The single had a review in the This Week's Best Buys section of the November 24 issue of The Billboard. Since it was released it had made good progress, but in the last ten days prior to the review, it had gathered some great momentum. Saying that it could be a "dangerous" record, the good potential of the record was noted. The B side, "It's Delightful to Be Married" was getting good attention in some key cities.

===Airplay===
For the week of November 17, "The Star You Wished Upon Last Night" was at no. 9 on Johnny Micheals' playlist of WOKY in Milwaukee, Wisc.
It was listed in the radio section of Tunes With Greatest Radio - TV Audience feature for the week of November 24. It was reported by The Billboard in the December 1 issue that was getting good radio coverage. It was shown in the December 15 issue of The Billboard that a survey of NBC affiliate stations for records receiving the most airplay showed the record was the top single in Detroit.

===Juke box===
The song was one of the top juke box records in Milwaukee as recorded by the December 15 issue of The Billboard.

===Charts===
On the week ending November 24, the record was at no. 9 in the Coming Up Strong section.
On the week ending December 1, the song was at no. 8 on the Coming Up Strong chart in The Billboard.
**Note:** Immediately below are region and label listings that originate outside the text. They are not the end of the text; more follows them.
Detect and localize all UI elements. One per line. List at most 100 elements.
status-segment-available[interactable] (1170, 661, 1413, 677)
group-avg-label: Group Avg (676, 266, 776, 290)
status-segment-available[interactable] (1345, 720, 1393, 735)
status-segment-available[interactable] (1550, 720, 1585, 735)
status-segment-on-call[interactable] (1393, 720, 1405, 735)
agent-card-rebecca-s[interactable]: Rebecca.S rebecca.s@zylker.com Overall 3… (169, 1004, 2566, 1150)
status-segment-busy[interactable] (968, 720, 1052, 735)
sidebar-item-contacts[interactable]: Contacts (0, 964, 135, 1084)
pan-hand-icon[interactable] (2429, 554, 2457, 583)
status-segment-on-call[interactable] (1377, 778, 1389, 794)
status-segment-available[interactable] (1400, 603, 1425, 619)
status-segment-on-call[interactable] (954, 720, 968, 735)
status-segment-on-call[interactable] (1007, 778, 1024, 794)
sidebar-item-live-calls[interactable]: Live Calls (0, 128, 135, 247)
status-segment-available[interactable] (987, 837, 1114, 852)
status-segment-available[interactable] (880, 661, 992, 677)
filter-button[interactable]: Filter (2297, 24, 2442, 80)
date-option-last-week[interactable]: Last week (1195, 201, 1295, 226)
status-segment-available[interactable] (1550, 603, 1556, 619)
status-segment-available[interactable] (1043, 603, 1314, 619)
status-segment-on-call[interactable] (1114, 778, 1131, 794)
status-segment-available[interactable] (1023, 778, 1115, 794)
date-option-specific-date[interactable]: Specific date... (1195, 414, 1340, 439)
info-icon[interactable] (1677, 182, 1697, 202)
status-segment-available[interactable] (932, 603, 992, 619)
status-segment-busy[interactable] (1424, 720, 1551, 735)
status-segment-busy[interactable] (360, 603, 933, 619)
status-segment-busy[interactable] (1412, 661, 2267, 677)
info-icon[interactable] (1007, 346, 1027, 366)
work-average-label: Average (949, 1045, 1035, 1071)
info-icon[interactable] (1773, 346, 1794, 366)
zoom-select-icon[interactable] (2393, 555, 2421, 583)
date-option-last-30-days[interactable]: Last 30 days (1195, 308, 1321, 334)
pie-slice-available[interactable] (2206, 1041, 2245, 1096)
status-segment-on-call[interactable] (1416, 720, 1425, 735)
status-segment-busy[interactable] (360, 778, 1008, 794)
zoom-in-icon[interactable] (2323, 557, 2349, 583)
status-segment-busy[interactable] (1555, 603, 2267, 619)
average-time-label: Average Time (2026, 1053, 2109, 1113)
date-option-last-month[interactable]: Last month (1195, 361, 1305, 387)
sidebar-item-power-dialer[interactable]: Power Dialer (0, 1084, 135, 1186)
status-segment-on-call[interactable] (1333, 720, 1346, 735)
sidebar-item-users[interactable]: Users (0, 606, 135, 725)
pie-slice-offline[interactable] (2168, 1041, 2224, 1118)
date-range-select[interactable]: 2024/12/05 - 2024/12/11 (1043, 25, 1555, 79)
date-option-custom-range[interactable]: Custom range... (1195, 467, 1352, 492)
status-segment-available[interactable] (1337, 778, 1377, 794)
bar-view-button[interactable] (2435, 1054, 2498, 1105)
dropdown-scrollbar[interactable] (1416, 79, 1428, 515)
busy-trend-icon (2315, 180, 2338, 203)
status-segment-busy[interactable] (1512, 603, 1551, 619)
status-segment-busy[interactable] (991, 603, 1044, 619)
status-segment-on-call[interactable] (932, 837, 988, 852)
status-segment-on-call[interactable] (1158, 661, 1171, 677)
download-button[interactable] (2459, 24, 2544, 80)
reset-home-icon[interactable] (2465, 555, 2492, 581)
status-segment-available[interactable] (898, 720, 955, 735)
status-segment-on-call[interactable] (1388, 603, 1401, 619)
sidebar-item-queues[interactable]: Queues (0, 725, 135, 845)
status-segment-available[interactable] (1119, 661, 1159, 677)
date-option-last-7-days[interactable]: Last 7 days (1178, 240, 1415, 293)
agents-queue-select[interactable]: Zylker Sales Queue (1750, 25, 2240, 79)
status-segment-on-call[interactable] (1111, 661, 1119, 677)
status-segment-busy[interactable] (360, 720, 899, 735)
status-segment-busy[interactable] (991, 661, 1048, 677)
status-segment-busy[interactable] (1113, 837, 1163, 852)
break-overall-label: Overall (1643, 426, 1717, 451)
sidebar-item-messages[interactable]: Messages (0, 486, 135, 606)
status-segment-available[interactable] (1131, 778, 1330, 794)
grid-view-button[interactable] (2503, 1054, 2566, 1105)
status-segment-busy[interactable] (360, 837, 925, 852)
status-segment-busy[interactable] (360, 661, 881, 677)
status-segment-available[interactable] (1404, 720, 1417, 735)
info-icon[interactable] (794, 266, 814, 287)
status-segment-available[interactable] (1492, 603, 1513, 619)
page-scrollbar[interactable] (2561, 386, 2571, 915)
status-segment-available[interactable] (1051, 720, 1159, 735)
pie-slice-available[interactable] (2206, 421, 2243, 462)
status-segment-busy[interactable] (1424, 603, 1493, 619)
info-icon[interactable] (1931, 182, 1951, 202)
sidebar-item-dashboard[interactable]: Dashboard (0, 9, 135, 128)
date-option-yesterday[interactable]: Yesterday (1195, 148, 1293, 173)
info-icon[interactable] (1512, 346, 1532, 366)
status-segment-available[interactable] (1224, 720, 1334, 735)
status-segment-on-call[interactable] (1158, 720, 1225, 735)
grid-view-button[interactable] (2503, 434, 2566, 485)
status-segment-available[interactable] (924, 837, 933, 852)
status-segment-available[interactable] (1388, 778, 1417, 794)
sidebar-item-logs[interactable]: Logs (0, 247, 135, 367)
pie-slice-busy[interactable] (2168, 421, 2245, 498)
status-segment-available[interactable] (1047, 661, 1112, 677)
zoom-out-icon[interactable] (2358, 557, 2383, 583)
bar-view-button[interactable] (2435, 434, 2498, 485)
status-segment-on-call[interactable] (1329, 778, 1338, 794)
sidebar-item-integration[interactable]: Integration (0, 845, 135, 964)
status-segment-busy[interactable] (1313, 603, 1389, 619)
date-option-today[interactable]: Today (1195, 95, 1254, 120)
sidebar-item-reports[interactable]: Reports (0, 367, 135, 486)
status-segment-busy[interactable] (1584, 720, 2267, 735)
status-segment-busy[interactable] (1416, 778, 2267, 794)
It made it to no. 42 in the US main chart. The Top40Weekly website has it entering at no. 70 in the New This Week section for the week ending 31st October, 1956, and two weeks at no. 42 in the Power Hits section for the week ending 5th December, 1956.

==Nick Noble version==
Nick Noble's version of "The Star You Wished Upon Last Night" was backed with "You Don’t Know What Love Is" and released on Mercury 70981 in 1956.

==Other versions==
Jeannie Carson recorded a version of the song which was released on Decca 3113 in 1956.

Dickie Valentine recorded a version which was released in 1989.